Pada Senin kemarin, Israel menuduh Hamas menggunakan RS Indonesia untuk menyembunyikan markas operasinya di bawah tanah. Ketua Presidium MER-C Sarbini Abdul Murad segera membantah tudingan tersebut. “Kita membantah tuduhan itu. Kita membangun RS Indonesia dalam konteks yang benar-benar profesional, sesuai kebutuhan masyarakat Gaza, ketika itu dan saat ini. Apa yang dituduhkan Israel bisa jadi merupakan pra-kondisi Israel untuk melakukan serangan ke RS Indonesia yang ada di Gaza,” ujar Sarbini dalam konferensi pers di Jakarta, Senin lalu.

Di tengah penargetan masyarakat dan fasilitas sipil di Gaza, harapan tertumpu pada PBB. Sebagai badan dunia terbesar, ia diharapkan mampu menghentikan kebrutalan perang di Gaza. Namun, hingga kini, PBB, lewat beberapa lembaganya, hanya bisa sekadar menyalurkan bantuan kemanusiaan. Sementara Israel, meski telah menuai kecaman internasional, terus melanjutkan agresinya ke Gaza.

Baca Juga


Resolusi DK PBB terus gagal....

 

Badan PBB yang dapat menghentikan pertempuran di Gaza adalah Dewan Keamanan (DK) lewat resolusinya yang mengikat secara hukum (legally binding). Badan beranggotakan 15 negara–lima di antaranya anggota tetap dengan hak veto–telah beberapa kali bersidang untuk membahas situasi Palestina sehubungan dengan kian memburuknya kondisi di Gaza. Empat rancangan resolusi jeda kemanusiaan juga sudah diajukan, tapi gagal diadopsi akibat diveto. 
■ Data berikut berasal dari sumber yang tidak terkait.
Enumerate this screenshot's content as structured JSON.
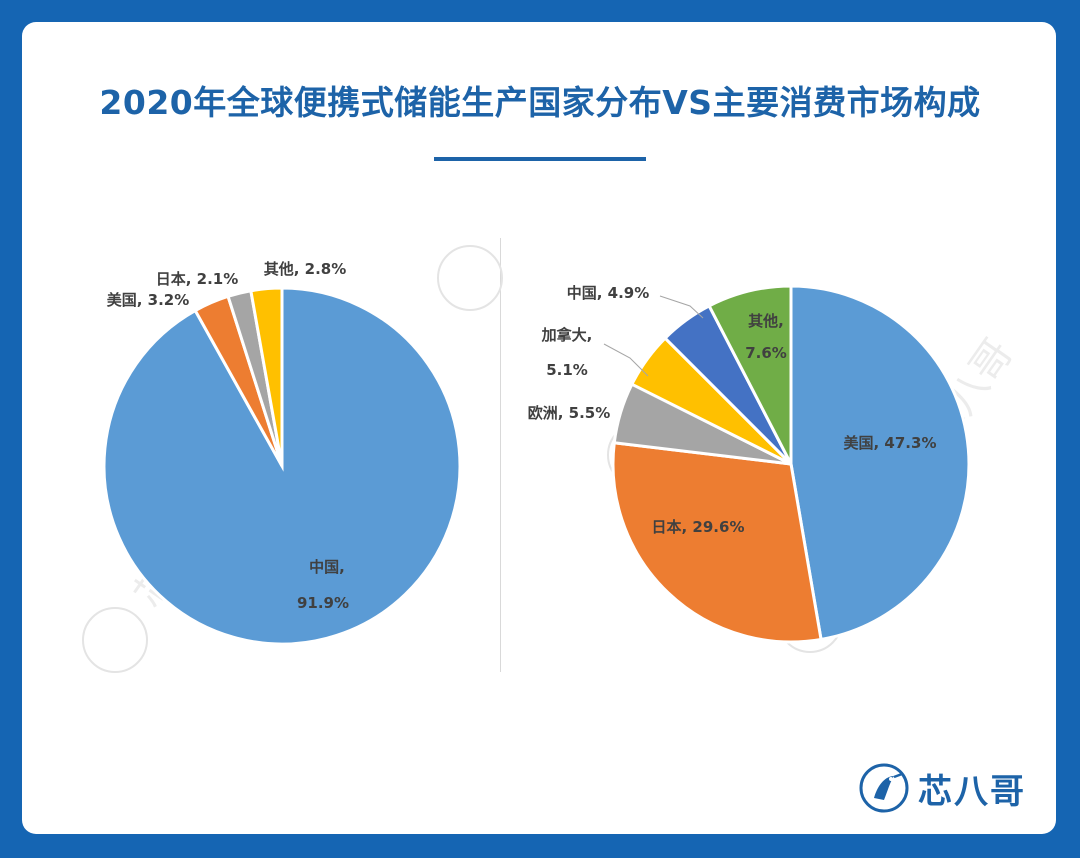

Pada 16 Oktober 2023 lalu, resolusi rancangan Rusia yang berisi seruan gencatan senjata kemanusiaan dalam perang antara Hamas dan Israel gagal disahkan di DK PBB. Rancangan resolusi tersebut memperoleh lima suara setuju (Cina, Gabon, Mozambik, Rusia, dan Uni Emirat Arab), empat menentang (Prancis, Jepang, Inggris, dan Amerika Serikat), dan enam lainnya abstain (Albania, Brasil, Ekuador, Ghana, Malta, dan Swiss). 

Rancangan resolusi Rusia menyerukan gencatan senjata kemanusiaan, pembebasan semua sandera, akses bantuan, dan evakuasi warga sipil yang aman. Negara anggota DK PBB terpecah atas usulan resolusi tersebut karena kurangnya kecaman khusus terhadap Hamas.
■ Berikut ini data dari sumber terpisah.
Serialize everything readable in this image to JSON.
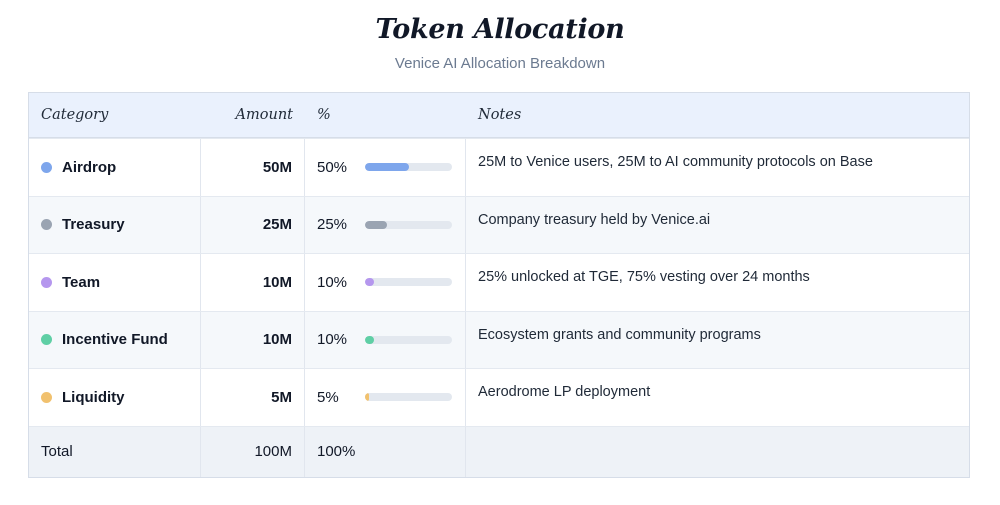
{
  "title": "Token Allocation",
  "subtitle": "Venice AI Allocation Breakdown",
  "table": {
    "headers": {
      "category": "Category",
      "amount": "Amount",
      "percent": "%",
      "notes": "Notes"
    },
    "rows": [
      {
        "category": "Airdrop",
        "amount": "50M",
        "percent": "50%",
        "fraction": 0.5,
        "color": "#7ea6ec",
        "notes": "25M to Venice users, 25M to AI community protocols on Base"
      },
      {
        "category": "Treasury",
        "amount": "25M",
        "percent": "25%",
        "fraction": 0.25,
        "color": "#9aa4b2",
        "notes": "Company treasury held by Venice.ai"
      },
      {
        "category": "Team",
        "amount": "10M",
        "percent": "10%",
        "fraction": 0.1,
        "color": "#b597ee",
        "notes": "25% unlocked at TGE, 75% vesting over 24 months"
      },
      {
        "category": "Incentive Fund",
        "amount": "10M",
        "percent": "10%",
        "fraction": 0.1,
        "color": "#5fcfa5",
        "notes": "Ecosystem grants and community programs"
      },
      {
        "category": "Liquidity",
        "amount": "5M",
        "percent": "5%",
        "fraction": 0.05,
        "color": "#f1c16e",
        "notes": "Aerodrome LP deployment"
      }
    ],
    "total": {
      "category": "Total",
      "amount": "100M",
      "percent": "100%"
    }
  }
}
Agar DK dapat mengadopsi sebuah resolusi, rancangan resolusi harus mendapat setidaknya sembilan suara setuju,dan tidak diveto dari satu pun dari lima negara anggota tetap DK, yakni AS, Rusia, Cina, Prancis, dan Inggris. Rancangan resolusi Rusia gagal diadopsi pada 16 Oktober 2023 lalu karena tak mencapai ambang batas persetujuan dan ditolak tiga negara anggota tetap DK, yaki AS, Inggris, dan Prancis.

Pada 18 Oktober 2023, DK PBB kembali bersidang untuk melakukan pemungutan suara atas rancangan resolusi Brasil yang turut menyerukan gencatan senjata kemanusiaan di Jalur Gaza. Namun rancangan resolusi tersebut kembali gagal diadopsi. Sebanyak 12 negara anggota DK sebenarnya mendukung usulan resolusi Brasil, termasuk Cina dan Prancis sebagai anggota tetap. Sementara Rusia dan Inggris memilih abstain. Namun, AS memilih memveto atau menggugurkan rancangan resolusi tersebut. 
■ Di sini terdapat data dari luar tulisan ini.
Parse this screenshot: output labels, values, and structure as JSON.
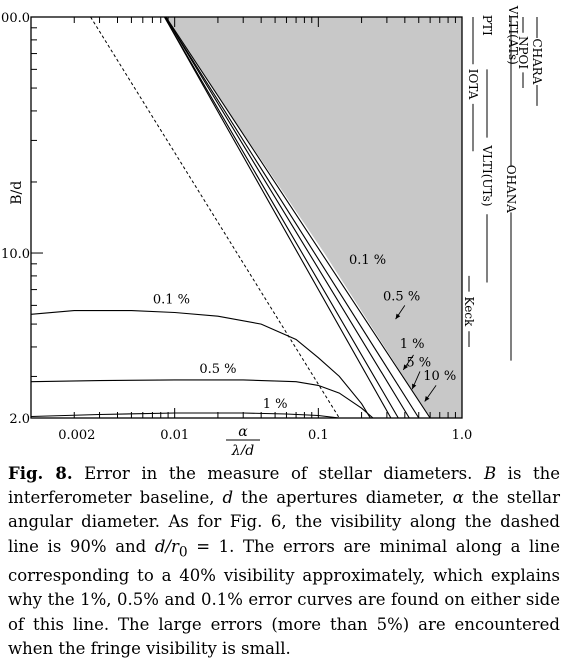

Rancangan resolusi Brasil mengutuk semua aksi kekerasan dan permusuhan terhadap warga sipil serta semua tindakan terorisme. Resolusi pun menyerukan pembebasan segera para sandera tanpa syarat. Selain itu, usulan resolusi Brasil turut menyerukan perlindungan terhadap semua personel medis, personel kemanusiaan, serta fasilitas medis dan rumah sakit, sesuai dengan hukum humaniter internasional. Namun, dalam resolusi Brasil memang tak ada kecaman eksplisit terhadap Hamas. AS kemudian memilih memveto rancangan resolusi tersebut.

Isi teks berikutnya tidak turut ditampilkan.